Releasing a heavy puff, he roared a hard cough and a pile of memories of their happy little family ran through him without permission. He recovered from his shattered mind and gave a smile as he remembered his dreams of his son emerging to be a better painter than his father and in fact the best ever in the world. Like him, the little one too had the early knack of brushing out landscapes, portraits and antiques with ease.
"Father, I got first in the inter-school!" the boy from the fourth class yelled with excitement and playfully swung the medal around. He kissed his son on the forehead and said, "I am proud of you, my boy."
"One day I'll use your brush and canvas to make the greatest painting in the world", the little one replied.
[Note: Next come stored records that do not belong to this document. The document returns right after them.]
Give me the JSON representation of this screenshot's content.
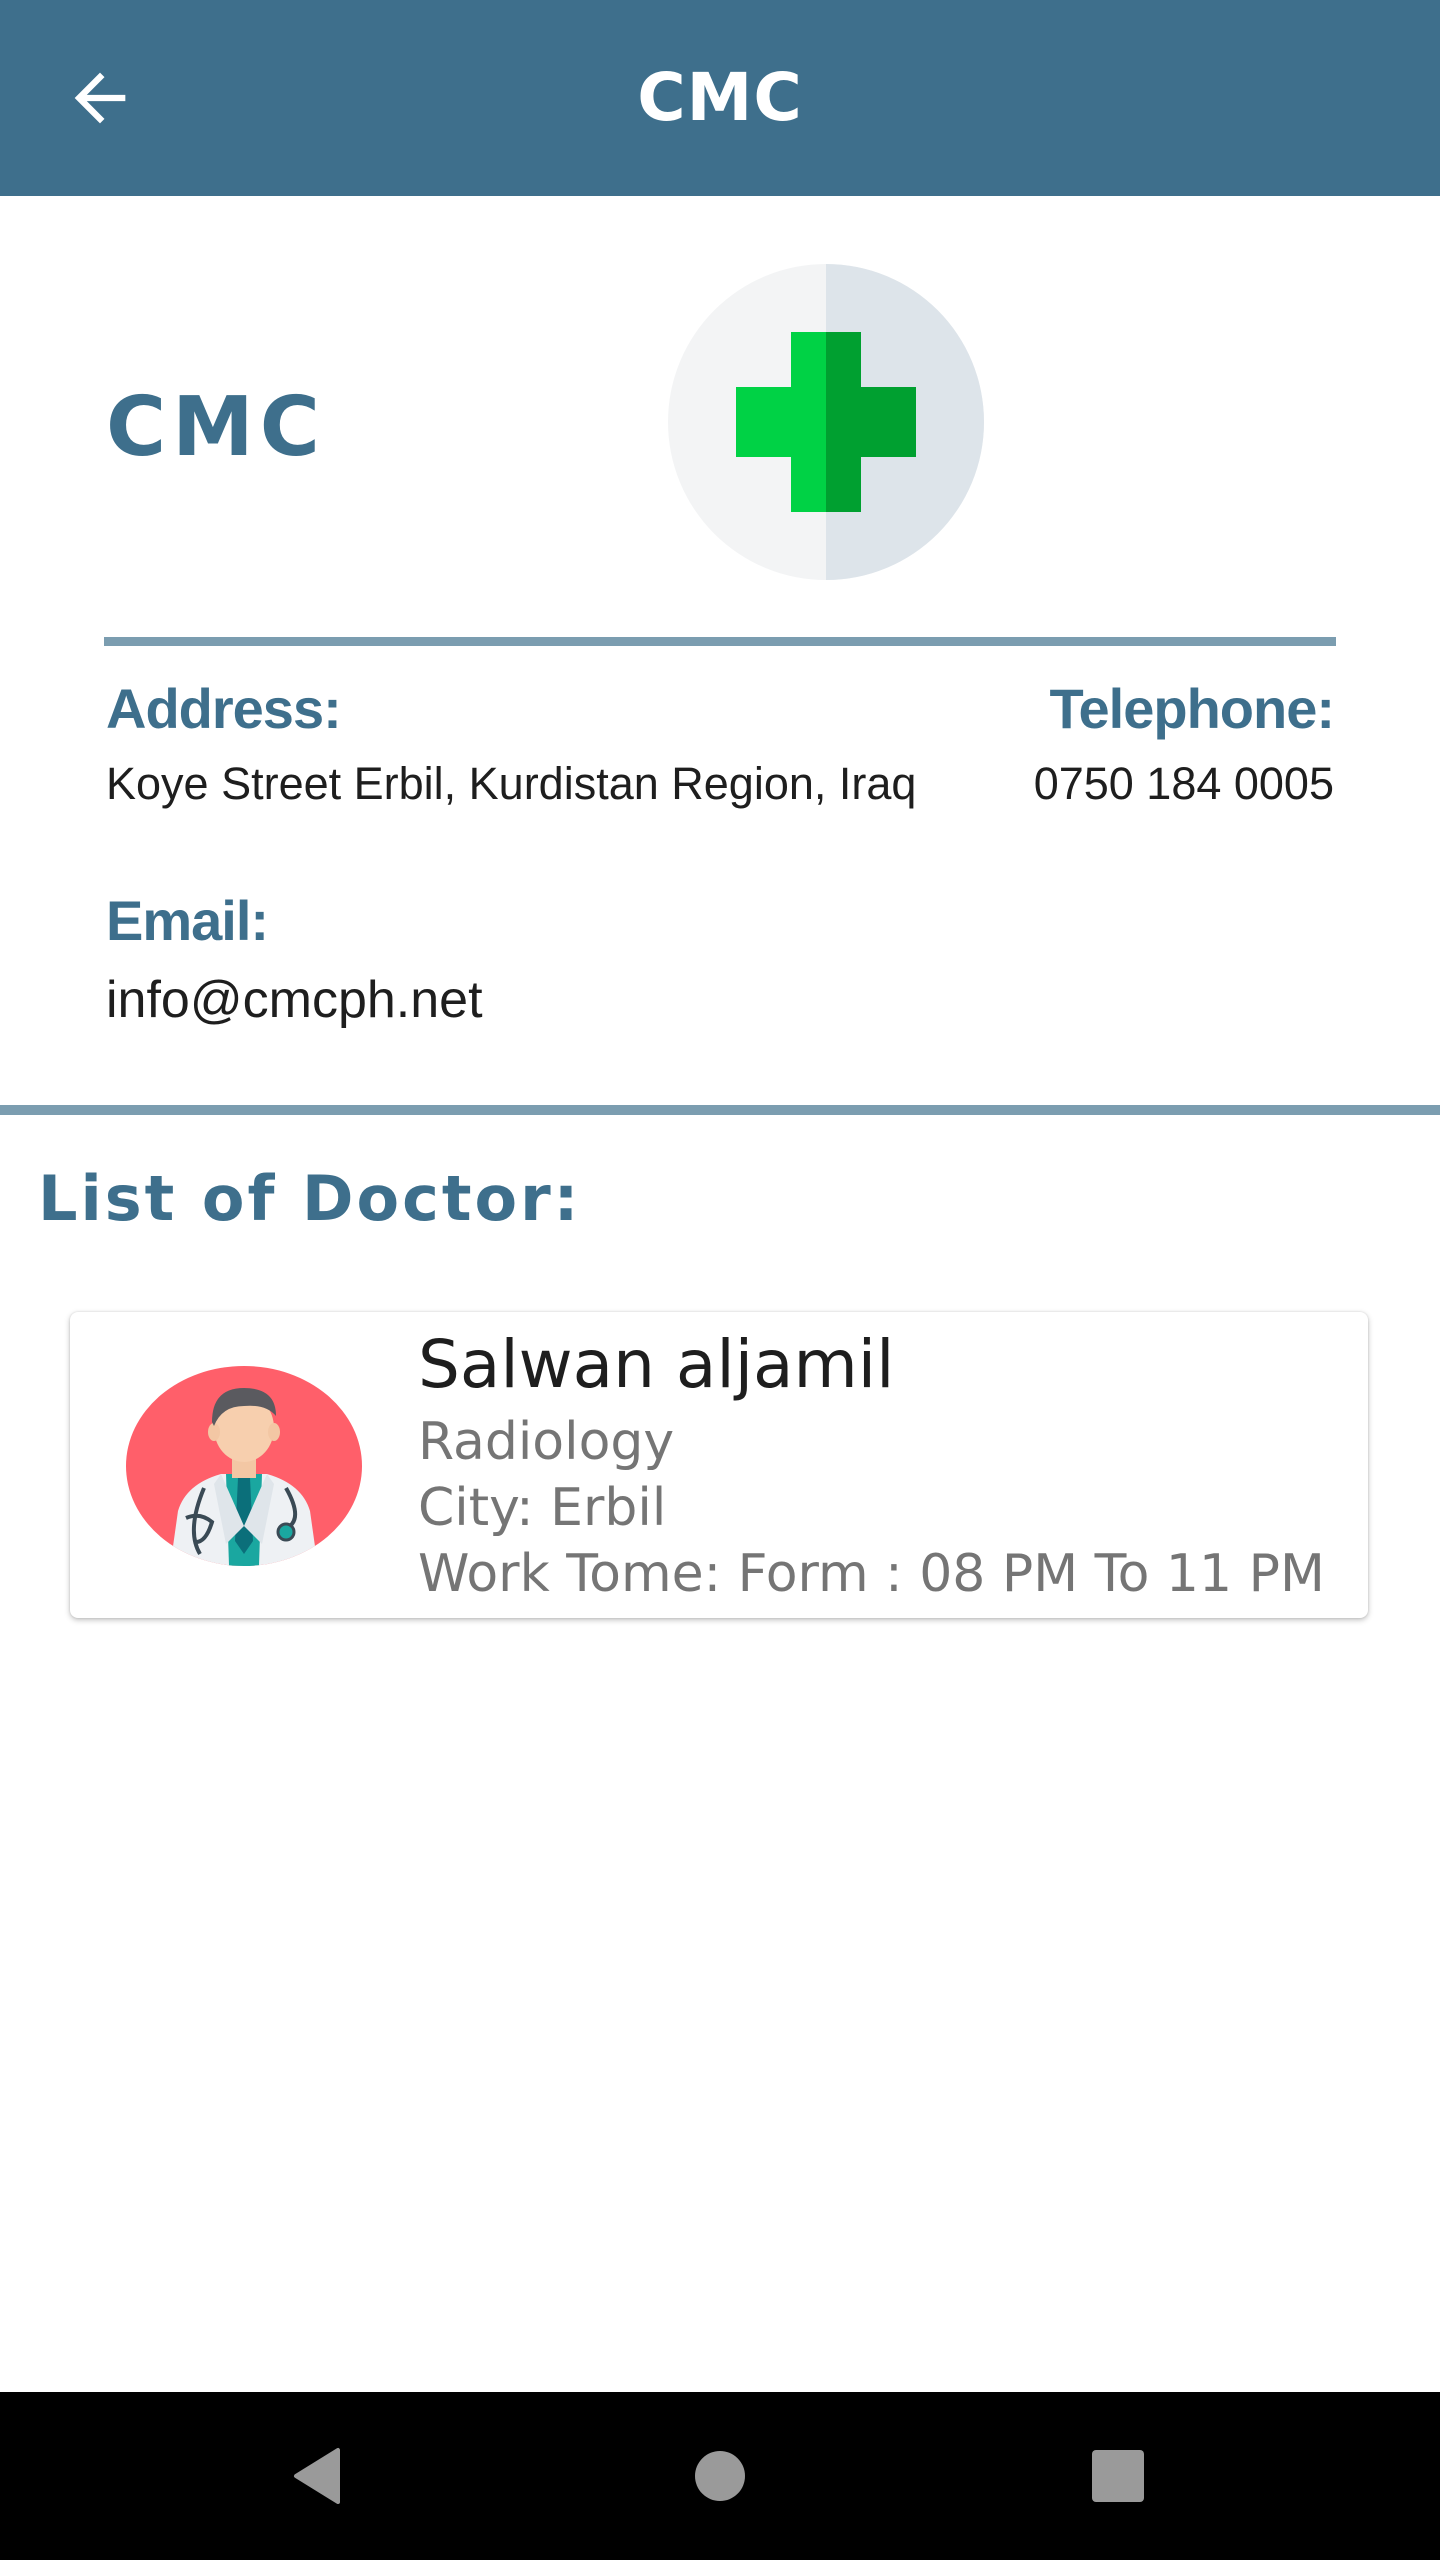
{
  "appbar": {
    "title": "CMC",
    "back_icon": "arrow-left-icon"
  },
  "clinic": {
    "name": "CMC",
    "logo_icon": "medical-cross-icon",
    "address_label": "Address:",
    "address": "Koye Street Erbil, Kurdistan Region, Iraq",
    "telephone_label": "Telephone:",
    "telephone": "0750 184 0005",
    "email_label": "Email:",
    "email": "info@cmcph.net"
  },
  "doctors": {
    "section_title": "List of Doctor:",
    "items": [
      {
        "avatar_icon": "doctor-avatar-icon",
        "name": "Salwan aljamil",
        "specialty": "Radiology",
        "city": "City: Erbil",
        "work_time": "Work Tome: Form : 08 PM To 11 PM"
      }
    ]
  },
  "navbar": {
    "back_icon": "nav-back-icon",
    "home_icon": "nav-home-icon",
    "recents_icon": "nav-recents-icon"
  },
  "colors": {
    "primary": "#3e6f8c",
    "divider": "#7b9db0",
    "cross_light": "#00d245",
    "cross_dark": "#00a030",
    "avatar_bg": "#ff5f6a"
  }
}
But his sunny days were short lived. A few weeks later fate sung the rhyme of an adverse prelude by taking away his love forever, leaving him bewildered and damaged. This left his son astonished too. One could hardly imagine the effect of losing one's mother at such a small age. Though he continued, his paintings seemed to yield little of the earlier juice in them that attracted his fans. Sometimes he would remain lonely for hours engrossed in contradictory thoughts. Wealth started to degrade rapidly and it became difficult for him to sustain his normality. His son grew up gradually to a teen, then to a young person, but in all these years he never took to his father's profession by the core of his heart. The boy got curtailed in the bad winds of the city and the little artist in him got erased bit by bit, which deeply agonized his father.
Sometimes he would make his son sit with him explaining the ideologies of the world and how he should take to his artistic view of life. But it resulted in vain as he had to search for the distracted soul for days only to find him smoking weed in the vulgar corners. He was in debt, struck by disease and hardly could make his two ends meet. If only, his son could aid him with the slightest possible contribution. But still, the man loved him because he was the only left gem, his only little son in his remaining life. He hoped that his boy would soon step into his shoes and fulfil his dream. His disease had made him weaker day by day and a consolation from his son was the last thing he wished for.
A cold breeze made the old man shiver to his tender bones and suddenly arose from all these distant memories. His empty whiskey bottle flushed disappointment in him. Drunken thoughts powered the trembling hand to grasp a flat brush. He soaked it deep in the grey bowl of color and stroke it in the blank white canvas for another night's paint.
"Father", he whispered, "Wake up Father ', the boy screamed shaking the old man's shoulder. Shocked, he stood, he saw that the lean body in the chair had turned cold, his father was no more.
Dropping on his knees he held him tightly and glanced at the painting that lied against his dead father. A tear drop twinkled down his face as he saw the little one kissed by his father.
He rose gently lifting the brush from the frozen hand and soaked it. Slowly he went up to where he had always tried for but couldn't, and laid the first stroke on his father's canvas.